縦に横に、自由に回転を続けながら、太めの長い骨が飛翔する。
狙うは勿論、逃げ続ける影。
どこか期待を込めながら、その結末を見守る。
骨が影に近付いた瞬間――影が消えた。
いや、消えたのではない。
骨が過ぎ去った後で、地面から生えるように、また影が姿を現した。
タイミング良く転んだのか、それとも飛翔音に反応して地に伏せたのかは俺が判別出来るところではないが、まあいい。
どちらにせよ、あの影は俺との勝負に勝ったのだ。
素直に帰ることにしよう。
立つ鳥跡を濁さず。
翼はあっても飛べないただの豚ではあるが、塵を散らかして喜ぶような奇特な性癖は持ち合わせていない。

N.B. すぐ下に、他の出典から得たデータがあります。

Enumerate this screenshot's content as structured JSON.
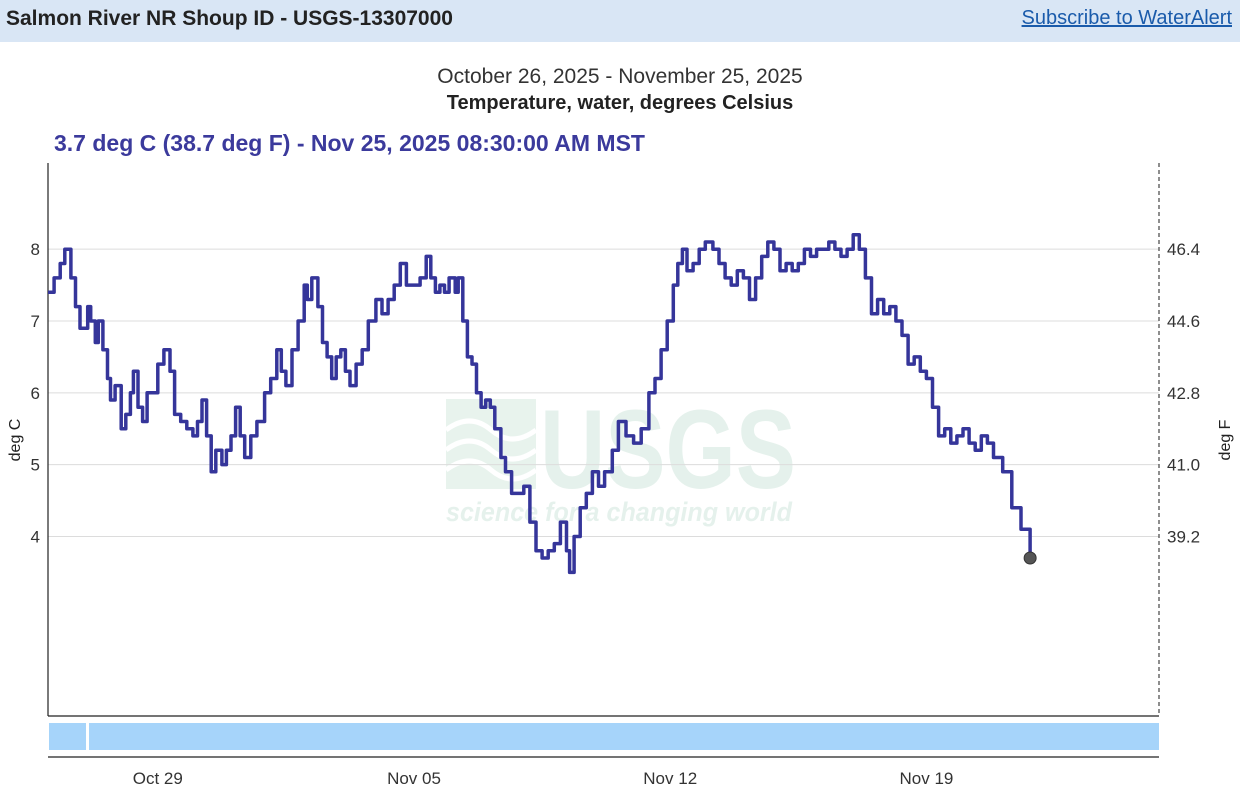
{
  "header": {
    "site_title": "Salmon River NR Shoup ID - USGS-13307000",
    "subscribe_label": "Subscribe to WaterAlert"
  },
  "watermark": {
    "logo": "USGS",
    "tagline": "science for a changing world"
  },
  "colors": {
    "series": "#35359a",
    "header_bg": "#d9e6f5",
    "brush": "#a6d4fa",
    "link": "#1a5bab"
  },
  "chart_data": {
    "type": "line",
    "title": "October 26, 2025 - November 25, 2025",
    "subtitle": "Temperature, water, degrees Celsius",
    "current_reading": "3.7 deg C (38.7 deg F) - Nov 25, 2025 08:30:00 AM MST",
    "ylabel": "deg C",
    "ylabel_right": "deg F",
    "ylim": [
      1.5,
      9.2
    ],
    "xlim": [
      "2025-10-26T00:00",
      "2025-11-25T08:30"
    ],
    "y_ticks": [
      4,
      5,
      6,
      7,
      8
    ],
    "y_tick_labels": [
      "4",
      "5",
      "6",
      "7",
      "8"
    ],
    "y2_ticks": [
      39.2,
      41.0,
      42.8,
      44.6,
      46.4
    ],
    "y2_tick_labels": [
      "39.2",
      "41.0",
      "42.8",
      "44.6",
      "46.4"
    ],
    "x_tick_labels": [
      {
        "date": "2025-10-29",
        "label": "Oct 29"
      },
      {
        "date": "2025-11-05",
        "label": "Nov 05"
      },
      {
        "date": "2025-11-12",
        "label": "Nov 12"
      },
      {
        "date": "2025-11-19",
        "label": "Nov 19"
      }
    ],
    "grid": "horizontal",
    "series": [
      {
        "points": [
          [
            "2025-10-26T00:00",
            7.4
          ],
          [
            "2025-10-26T04:00",
            7.6
          ],
          [
            "2025-10-26T08:00",
            7.8
          ],
          [
            "2025-10-26T11:00",
            8.0
          ],
          [
            "2025-10-26T15:00",
            7.6
          ],
          [
            "2025-10-26T18:00",
            7.2
          ],
          [
            "2025-10-26T21:00",
            6.9
          ],
          [
            "2025-10-27T02:00",
            7.2
          ],
          [
            "2025-10-27T04:00",
            7.0
          ],
          [
            "2025-10-27T07:00",
            6.7
          ],
          [
            "2025-10-27T09:00",
            7.0
          ],
          [
            "2025-10-27T12:00",
            6.6
          ],
          [
            "2025-10-27T15:00",
            6.2
          ],
          [
            "2025-10-27T17:00",
            5.9
          ],
          [
            "2025-10-27T20:00",
            6.1
          ],
          [
            "2025-10-28T00:00",
            5.5
          ],
          [
            "2025-10-28T03:00",
            5.7
          ],
          [
            "2025-10-28T06:00",
            6.0
          ],
          [
            "2025-10-28T08:00",
            6.3
          ],
          [
            "2025-10-28T11:00",
            5.8
          ],
          [
            "2025-10-28T14:00",
            5.6
          ],
          [
            "2025-10-28T17:00",
            6.0
          ],
          [
            "2025-10-28T20:00",
            6.0
          ],
          [
            "2025-10-29T00:00",
            6.4
          ],
          [
            "2025-10-29T04:00",
            6.6
          ],
          [
            "2025-10-29T08:00",
            6.3
          ],
          [
            "2025-10-29T11:00",
            5.7
          ],
          [
            "2025-10-29T15:00",
            5.6
          ],
          [
            "2025-10-29T19:00",
            5.5
          ],
          [
            "2025-10-29T23:00",
            5.4
          ],
          [
            "2025-10-30T02:00",
            5.6
          ],
          [
            "2025-10-30T05:00",
            5.9
          ],
          [
            "2025-10-30T08:00",
            5.4
          ],
          [
            "2025-10-30T11:00",
            4.9
          ],
          [
            "2025-10-30T14:00",
            5.2
          ],
          [
            "2025-10-30T18:00",
            5.0
          ],
          [
            "2025-10-30T21:00",
            5.2
          ],
          [
            "2025-10-31T00:00",
            5.4
          ],
          [
            "2025-10-31T03:00",
            5.8
          ],
          [
            "2025-10-31T06:00",
            5.4
          ],
          [
            "2025-10-31T09:00",
            5.1
          ],
          [
            "2025-10-31T13:00",
            5.4
          ],
          [
            "2025-10-31T17:00",
            5.6
          ],
          [
            "2025-10-31T22:00",
            6.0
          ],
          [
            "2025-11-01T02:00",
            6.2
          ],
          [
            "2025-11-01T06:00",
            6.6
          ],
          [
            "2025-11-01T09:00",
            6.3
          ],
          [
            "2025-11-01T12:00",
            6.1
          ],
          [
            "2025-11-01T16:00",
            6.6
          ],
          [
            "2025-11-01T20:00",
            7.0
          ],
          [
            "2025-11-02T00:00",
            7.5
          ],
          [
            "2025-11-02T02:00",
            7.3
          ],
          [
            "2025-11-02T05:00",
            7.6
          ],
          [
            "2025-11-02T09:00",
            7.2
          ],
          [
            "2025-11-02T12:00",
            6.7
          ],
          [
            "2025-11-02T15:00",
            6.5
          ],
          [
            "2025-11-02T18:00",
            6.2
          ],
          [
            "2025-11-02T21:00",
            6.5
          ],
          [
            "2025-11-03T00:00",
            6.6
          ],
          [
            "2025-11-03T03:00",
            6.3
          ],
          [
            "2025-11-03T06:00",
            6.1
          ],
          [
            "2025-11-03T10:00",
            6.4
          ],
          [
            "2025-11-03T14:00",
            6.6
          ],
          [
            "2025-11-03T18:00",
            7.0
          ],
          [
            "2025-11-03T23:00",
            7.3
          ],
          [
            "2025-11-04T03:00",
            7.1
          ],
          [
            "2025-11-04T07:00",
            7.3
          ],
          [
            "2025-11-04T11:00",
            7.5
          ],
          [
            "2025-11-04T15:00",
            7.8
          ],
          [
            "2025-11-04T19:00",
            7.5
          ],
          [
            "2025-11-05T00:00",
            7.5
          ],
          [
            "2025-11-05T04:00",
            7.6
          ],
          [
            "2025-11-05T08:00",
            7.9
          ],
          [
            "2025-11-05T11:00",
            7.6
          ],
          [
            "2025-11-05T14:00",
            7.4
          ],
          [
            "2025-11-05T17:00",
            7.5
          ],
          [
            "2025-11-05T20:00",
            7.4
          ],
          [
            "2025-11-05T23:00",
            7.6
          ],
          [
            "2025-11-06T03:00",
            7.4
          ],
          [
            "2025-11-06T05:00",
            7.6
          ],
          [
            "2025-11-06T08:00",
            7.0
          ],
          [
            "2025-11-06T11:00",
            6.5
          ],
          [
            "2025-11-06T14:00",
            6.4
          ],
          [
            "2025-11-06T17:00",
            6.0
          ],
          [
            "2025-11-06T20:00",
            5.8
          ],
          [
            "2025-11-06T23:00",
            5.9
          ],
          [
            "2025-11-07T02:00",
            5.8
          ],
          [
            "2025-11-07T05:00",
            5.5
          ],
          [
            "2025-11-07T09:00",
            5.1
          ],
          [
            "2025-11-07T12:00",
            4.9
          ],
          [
            "2025-11-07T16:00",
            4.6
          ],
          [
            "2025-11-07T20:00",
            4.6
          ],
          [
            "2025-11-08T00:00",
            4.7
          ],
          [
            "2025-11-08T04:00",
            4.2
          ],
          [
            "2025-11-08T08:00",
            3.8
          ],
          [
            "2025-11-08T12:00",
            3.7
          ],
          [
            "2025-11-08T16:00",
            3.8
          ],
          [
            "2025-11-08T20:00",
            3.9
          ],
          [
            "2025-11-09T00:00",
            4.2
          ],
          [
            "2025-11-09T04:00",
            3.8
          ],
          [
            "2025-11-09T06:00",
            3.5
          ],
          [
            "2025-11-09T09:00",
            4.0
          ],
          [
            "2025-11-09T13:00",
            4.4
          ],
          [
            "2025-11-09T17:00",
            4.6
          ],
          [
            "2025-11-09T21:00",
            4.9
          ],
          [
            "2025-11-10T01:00",
            4.7
          ],
          [
            "2025-11-10T05:00",
            4.9
          ],
          [
            "2025-11-10T10:00",
            5.2
          ],
          [
            "2025-11-10T14:00",
            5.6
          ],
          [
            "2025-11-10T19:00",
            5.4
          ],
          [
            "2025-11-11T00:00",
            5.3
          ],
          [
            "2025-11-11T05:00",
            5.5
          ],
          [
            "2025-11-11T10:00",
            6.0
          ],
          [
            "2025-11-11T14:00",
            6.2
          ],
          [
            "2025-11-11T18:00",
            6.6
          ],
          [
            "2025-11-11T22:00",
            7.0
          ],
          [
            "2025-11-12T02:00",
            7.5
          ],
          [
            "2025-11-12T05:00",
            7.8
          ],
          [
            "2025-11-12T08:00",
            8.0
          ],
          [
            "2025-11-12T11:00",
            7.7
          ],
          [
            "2025-11-12T15:00",
            7.8
          ],
          [
            "2025-11-12T19:00",
            8.0
          ],
          [
            "2025-11-12T23:00",
            8.1
          ],
          [
            "2025-11-13T04:00",
            8.0
          ],
          [
            "2025-11-13T08:00",
            7.8
          ],
          [
            "2025-11-13T12:00",
            7.6
          ],
          [
            "2025-11-13T16:00",
            7.5
          ],
          [
            "2025-11-13T20:00",
            7.7
          ],
          [
            "2025-11-14T00:00",
            7.6
          ],
          [
            "2025-11-14T04:00",
            7.3
          ],
          [
            "2025-11-14T08:00",
            7.6
          ],
          [
            "2025-11-14T12:00",
            7.9
          ],
          [
            "2025-11-14T16:00",
            8.1
          ],
          [
            "2025-11-14T20:00",
            8.0
          ],
          [
            "2025-11-15T00:00",
            7.7
          ],
          [
            "2025-11-15T04:00",
            7.8
          ],
          [
            "2025-11-15T08:00",
            7.7
          ],
          [
            "2025-11-15T12:00",
            7.8
          ],
          [
            "2025-11-15T16:00",
            8.0
          ],
          [
            "2025-11-15T20:00",
            7.9
          ],
          [
            "2025-11-16T00:00",
            8.0
          ],
          [
            "2025-11-16T04:00",
            8.0
          ],
          [
            "2025-11-16T08:00",
            8.1
          ],
          [
            "2025-11-16T12:00",
            8.0
          ],
          [
            "2025-11-16T16:00",
            7.9
          ],
          [
            "2025-11-16T20:00",
            8.0
          ],
          [
            "2025-11-17T00:00",
            8.2
          ],
          [
            "2025-11-17T04:00",
            8.0
          ],
          [
            "2025-11-17T08:00",
            7.6
          ],
          [
            "2025-11-17T12:00",
            7.1
          ],
          [
            "2025-11-17T16:00",
            7.3
          ],
          [
            "2025-11-17T20:00",
            7.1
          ],
          [
            "2025-11-18T00:00",
            7.2
          ],
          [
            "2025-11-18T04:00",
            7.0
          ],
          [
            "2025-11-18T08:00",
            6.8
          ],
          [
            "2025-11-18T12:00",
            6.4
          ],
          [
            "2025-11-18T16:00",
            6.5
          ],
          [
            "2025-11-18T20:00",
            6.3
          ],
          [
            "2025-11-19T00:00",
            6.2
          ],
          [
            "2025-11-19T04:00",
            5.8
          ],
          [
            "2025-11-19T08:00",
            5.4
          ],
          [
            "2025-11-19T12:00",
            5.5
          ],
          [
            "2025-11-19T16:00",
            5.3
          ],
          [
            "2025-11-19T20:00",
            5.4
          ],
          [
            "2025-11-20T00:00",
            5.5
          ],
          [
            "2025-11-20T04:00",
            5.3
          ],
          [
            "2025-11-20T08:00",
            5.2
          ],
          [
            "2025-11-20T12:00",
            5.4
          ],
          [
            "2025-11-20T16:00",
            5.3
          ],
          [
            "2025-11-20T20:00",
            5.1
          ],
          [
            "2025-11-21T02:00",
            4.9
          ],
          [
            "2025-11-21T08:00",
            4.4
          ],
          [
            "2025-11-21T14:00",
            4.1
          ],
          [
            "2025-11-21T20:00",
            3.7
          ]
        ]
      }
    ]
  }
}
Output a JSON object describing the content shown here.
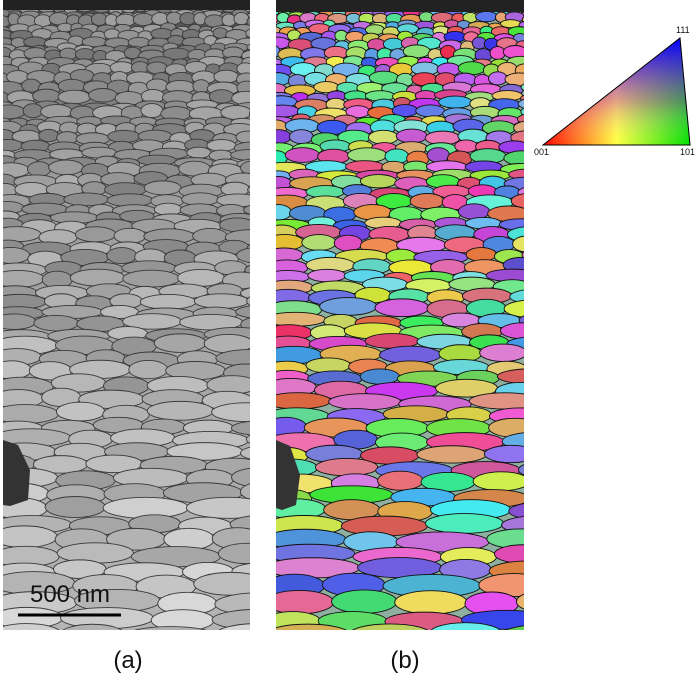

適当に掘った穴に戦利品の数々を埋めて、石柱を回収する。
……ところで、何か大切な事を忘れている気がするが、何だろうか。
分からないから分からなくてもいい気がする。
きっと、そんな些事なのだ。
そう断じてみても、何も変わらない。
胸の内に燻るもやもやを抱えながら、小走りに寝床へと向かう。
途中、黒々とした空から、滝の如く激しい雨が降り出した。
ザーザーと、煩いまでの水の音。
汚れを押し流す雨粒が、火照っていた体に心地いい。
これならば、童女に悟られる事もないだろうと、期待して。
緑の翼を折り畳み、悠々と泥の上を歩いていった。